The Philly Surfers, a hip-hop dance crew, performing in Philadelphia. (Photo: Project Positive)
Hip-hop dance crew Philly Surfers will celebrate the Olympic debut of breakdancing this weekend at Philadelphia’s Games On! Festival.
The Paris 2024 Olympics will look a little different than past Olympics, thanks to the inclusion of breaking as a sport.
Breaking, more commonly known as breakdancing, is an elastic style of dance whose roots can be traced back to the earliest days of hip-hop in the Bronx in 1973.
To celebrate Breaking’s Olympic debut, local breakdancing crew the Philly Surfers will be performing during the Games On! festival this weekend at Philadelphia’s Dilworth Park, a multi-day event celebrating the city’s diverse culture through sports and art.
Damon Holley, who dances with the Philly Surfers, has been breaking since age 15. The skill has taken the 35-year-old Philadelphia resident around the world. In 2014, he popped and locked his way through Russia, Belarus, and Ukraine on a tour with the dance company Illstyle and Peace Productions.
Upon returning to Philadelphia, Holley formed Projective Positive, a hip-hop dance collective whose goal is to inspire at-risk youth and enrich the community through their workshops and performances.
Holley said the organization looks to provide the kind of opportunities he never had growing up as an at-risk youth in West Philly.
“It’s really dangerous for our youth (in West Philly),” Holley said. “We don’t have a lot of outlets. Dance really saved my life and kept me out of a lot of trouble. Kept me focused on my goals and kept me disciplined. It gave me a sense of brotherhood with my friends and the people who were doing the same things I was doing. I wanted to start something that gave youth the opportunities I didn’t have. I wanted to bring street dance and hip-hop dance to the masses to show what it could do to keep people off the streets and out of trouble.”
Holley and the Philly Surfers, an offshoot of Project Positive, will appear during the festival’s invite-only influencer night on Thursday, and again on Saturday at 9:00 a.m. in a performance that’s open to the public where members of the crowd can get up and learn some breakdance skills of their own.
“We’re going to be performing, but we’re also going to be teaching people how to do what we do,” Holley said. “From basic, to intermediate, to an advanced level, we teach people young and old. We want to show people the energy that hip-hop dance brings, that breakdance brings. We want to show people that, as long as you keep surrounding yourself with positive energy, and people that are doing positive things, you’ll pick up that energy and you’ll want to do the same thing.”
Holley thinks it’s “phenomenal” that breakdancing will be featured on the international stage at the Paris Olympics for the first time. If it’s back as a sport for the 2028 Olympics and he can’t make the cut, he hopes that one of his students will.

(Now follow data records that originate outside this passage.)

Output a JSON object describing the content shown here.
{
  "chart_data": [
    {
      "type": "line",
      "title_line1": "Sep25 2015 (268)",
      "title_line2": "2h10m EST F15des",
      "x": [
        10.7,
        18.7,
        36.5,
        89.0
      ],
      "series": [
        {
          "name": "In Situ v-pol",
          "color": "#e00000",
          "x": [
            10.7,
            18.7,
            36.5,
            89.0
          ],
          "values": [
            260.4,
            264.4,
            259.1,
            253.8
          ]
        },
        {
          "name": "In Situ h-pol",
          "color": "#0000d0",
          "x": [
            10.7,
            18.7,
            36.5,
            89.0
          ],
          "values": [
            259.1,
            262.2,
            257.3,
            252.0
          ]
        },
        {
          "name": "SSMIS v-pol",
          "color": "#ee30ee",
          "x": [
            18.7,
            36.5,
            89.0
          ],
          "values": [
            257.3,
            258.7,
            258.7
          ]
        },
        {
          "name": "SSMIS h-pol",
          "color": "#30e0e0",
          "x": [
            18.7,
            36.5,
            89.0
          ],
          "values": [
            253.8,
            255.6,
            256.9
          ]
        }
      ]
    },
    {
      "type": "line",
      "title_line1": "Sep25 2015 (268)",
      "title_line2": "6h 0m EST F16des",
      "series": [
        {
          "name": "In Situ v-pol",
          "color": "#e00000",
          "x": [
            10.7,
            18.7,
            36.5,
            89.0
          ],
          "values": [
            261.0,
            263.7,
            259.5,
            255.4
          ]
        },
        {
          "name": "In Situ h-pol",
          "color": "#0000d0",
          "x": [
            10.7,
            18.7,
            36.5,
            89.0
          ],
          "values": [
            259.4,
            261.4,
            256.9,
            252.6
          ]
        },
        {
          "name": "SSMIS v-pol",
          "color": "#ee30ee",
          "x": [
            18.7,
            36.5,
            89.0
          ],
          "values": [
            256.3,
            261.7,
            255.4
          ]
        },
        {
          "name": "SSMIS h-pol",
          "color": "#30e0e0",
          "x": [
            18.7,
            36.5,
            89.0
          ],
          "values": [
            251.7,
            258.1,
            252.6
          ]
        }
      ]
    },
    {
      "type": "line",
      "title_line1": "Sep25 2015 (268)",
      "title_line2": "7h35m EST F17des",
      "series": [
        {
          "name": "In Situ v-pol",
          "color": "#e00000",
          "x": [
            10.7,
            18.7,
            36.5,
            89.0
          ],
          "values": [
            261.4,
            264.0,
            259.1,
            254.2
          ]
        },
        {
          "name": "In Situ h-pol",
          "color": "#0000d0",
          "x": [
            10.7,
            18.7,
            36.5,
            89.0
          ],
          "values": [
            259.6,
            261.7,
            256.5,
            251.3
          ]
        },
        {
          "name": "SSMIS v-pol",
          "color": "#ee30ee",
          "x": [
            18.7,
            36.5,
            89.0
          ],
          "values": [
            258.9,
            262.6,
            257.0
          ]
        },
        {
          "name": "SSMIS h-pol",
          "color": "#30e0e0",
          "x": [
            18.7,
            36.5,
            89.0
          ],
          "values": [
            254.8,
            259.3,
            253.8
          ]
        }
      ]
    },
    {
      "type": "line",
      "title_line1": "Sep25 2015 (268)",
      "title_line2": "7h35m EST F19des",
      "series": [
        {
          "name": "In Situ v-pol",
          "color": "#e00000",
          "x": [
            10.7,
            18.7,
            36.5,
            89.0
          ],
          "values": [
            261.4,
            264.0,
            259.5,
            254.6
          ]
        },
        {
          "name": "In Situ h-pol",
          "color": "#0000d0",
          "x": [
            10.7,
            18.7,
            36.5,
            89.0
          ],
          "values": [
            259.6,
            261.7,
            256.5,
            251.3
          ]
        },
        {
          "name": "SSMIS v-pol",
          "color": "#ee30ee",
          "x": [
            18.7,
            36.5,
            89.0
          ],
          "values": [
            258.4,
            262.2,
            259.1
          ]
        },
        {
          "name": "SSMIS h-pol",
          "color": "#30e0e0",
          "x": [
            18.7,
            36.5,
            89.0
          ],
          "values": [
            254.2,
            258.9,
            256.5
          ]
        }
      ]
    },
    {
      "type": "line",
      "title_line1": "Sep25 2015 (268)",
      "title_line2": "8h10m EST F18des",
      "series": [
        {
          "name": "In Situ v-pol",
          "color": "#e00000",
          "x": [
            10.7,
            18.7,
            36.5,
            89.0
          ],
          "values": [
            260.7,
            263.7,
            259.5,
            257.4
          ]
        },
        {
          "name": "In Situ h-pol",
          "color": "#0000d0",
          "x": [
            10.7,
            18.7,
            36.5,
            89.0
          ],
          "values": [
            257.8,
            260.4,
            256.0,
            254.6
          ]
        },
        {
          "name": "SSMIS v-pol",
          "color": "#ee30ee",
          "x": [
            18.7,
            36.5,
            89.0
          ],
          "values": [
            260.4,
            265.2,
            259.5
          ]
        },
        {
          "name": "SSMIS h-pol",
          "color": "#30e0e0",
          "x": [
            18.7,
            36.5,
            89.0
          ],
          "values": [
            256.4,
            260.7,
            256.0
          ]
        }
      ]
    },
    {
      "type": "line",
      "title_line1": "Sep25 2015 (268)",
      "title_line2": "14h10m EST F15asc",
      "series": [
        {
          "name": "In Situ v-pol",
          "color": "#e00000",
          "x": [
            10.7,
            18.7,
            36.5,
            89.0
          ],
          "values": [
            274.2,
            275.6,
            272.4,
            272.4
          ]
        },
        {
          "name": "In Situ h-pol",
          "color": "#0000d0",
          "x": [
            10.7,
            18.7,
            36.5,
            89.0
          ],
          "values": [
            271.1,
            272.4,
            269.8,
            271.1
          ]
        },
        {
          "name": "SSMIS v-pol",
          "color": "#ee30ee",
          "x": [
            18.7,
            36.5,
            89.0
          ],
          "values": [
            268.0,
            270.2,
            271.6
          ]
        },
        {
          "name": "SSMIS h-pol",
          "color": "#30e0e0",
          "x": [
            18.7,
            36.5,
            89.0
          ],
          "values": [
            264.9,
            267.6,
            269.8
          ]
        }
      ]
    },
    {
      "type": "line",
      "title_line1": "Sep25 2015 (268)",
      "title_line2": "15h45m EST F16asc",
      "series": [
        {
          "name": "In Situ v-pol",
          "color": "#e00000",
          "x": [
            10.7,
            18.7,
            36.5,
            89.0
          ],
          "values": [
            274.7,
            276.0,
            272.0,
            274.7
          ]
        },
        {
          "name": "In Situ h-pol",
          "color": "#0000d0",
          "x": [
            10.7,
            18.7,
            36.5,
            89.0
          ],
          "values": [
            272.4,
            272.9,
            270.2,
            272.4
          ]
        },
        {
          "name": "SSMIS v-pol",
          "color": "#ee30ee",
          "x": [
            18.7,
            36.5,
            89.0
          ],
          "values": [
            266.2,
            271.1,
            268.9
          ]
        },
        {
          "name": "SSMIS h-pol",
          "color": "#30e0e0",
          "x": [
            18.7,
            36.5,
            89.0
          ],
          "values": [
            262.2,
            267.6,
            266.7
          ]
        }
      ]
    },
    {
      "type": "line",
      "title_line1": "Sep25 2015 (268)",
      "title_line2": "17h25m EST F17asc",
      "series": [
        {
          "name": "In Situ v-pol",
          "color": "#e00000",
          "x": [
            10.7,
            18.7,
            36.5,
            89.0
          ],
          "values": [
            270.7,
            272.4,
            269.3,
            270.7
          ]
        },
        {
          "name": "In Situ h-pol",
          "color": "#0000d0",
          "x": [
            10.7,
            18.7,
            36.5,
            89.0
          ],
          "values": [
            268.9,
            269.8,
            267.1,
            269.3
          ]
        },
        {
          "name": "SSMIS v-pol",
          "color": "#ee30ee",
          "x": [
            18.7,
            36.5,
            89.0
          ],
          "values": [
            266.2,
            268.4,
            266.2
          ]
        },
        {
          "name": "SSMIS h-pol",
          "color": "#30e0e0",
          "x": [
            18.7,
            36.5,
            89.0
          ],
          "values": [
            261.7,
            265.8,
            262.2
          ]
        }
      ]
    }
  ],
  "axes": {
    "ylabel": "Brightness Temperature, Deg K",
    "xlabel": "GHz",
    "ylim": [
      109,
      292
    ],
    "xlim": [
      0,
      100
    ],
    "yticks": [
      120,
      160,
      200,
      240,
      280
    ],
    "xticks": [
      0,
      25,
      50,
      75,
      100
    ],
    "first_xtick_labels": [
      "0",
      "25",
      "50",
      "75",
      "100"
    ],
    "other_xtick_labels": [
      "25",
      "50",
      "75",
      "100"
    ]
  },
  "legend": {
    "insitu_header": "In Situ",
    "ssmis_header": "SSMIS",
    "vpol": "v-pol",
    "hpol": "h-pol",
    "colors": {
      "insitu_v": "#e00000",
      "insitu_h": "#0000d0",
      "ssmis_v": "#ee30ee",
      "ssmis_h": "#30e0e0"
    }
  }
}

“I’ve got one student I’ve been teaching since he was six-years-old, and he’s now 16,” Holley said. “We were just practicing the other day and he was doing things I never taught, flips and tricks. It’s all from the energy of being around positive people doing positive things. It’s inspiring me to keep going. God willing, if I don’t get myself to the Olympics, I want to train my students to be able to go to the Olympics. It’s opened the door for our youth, giving them opportunities to pursue goals like that.”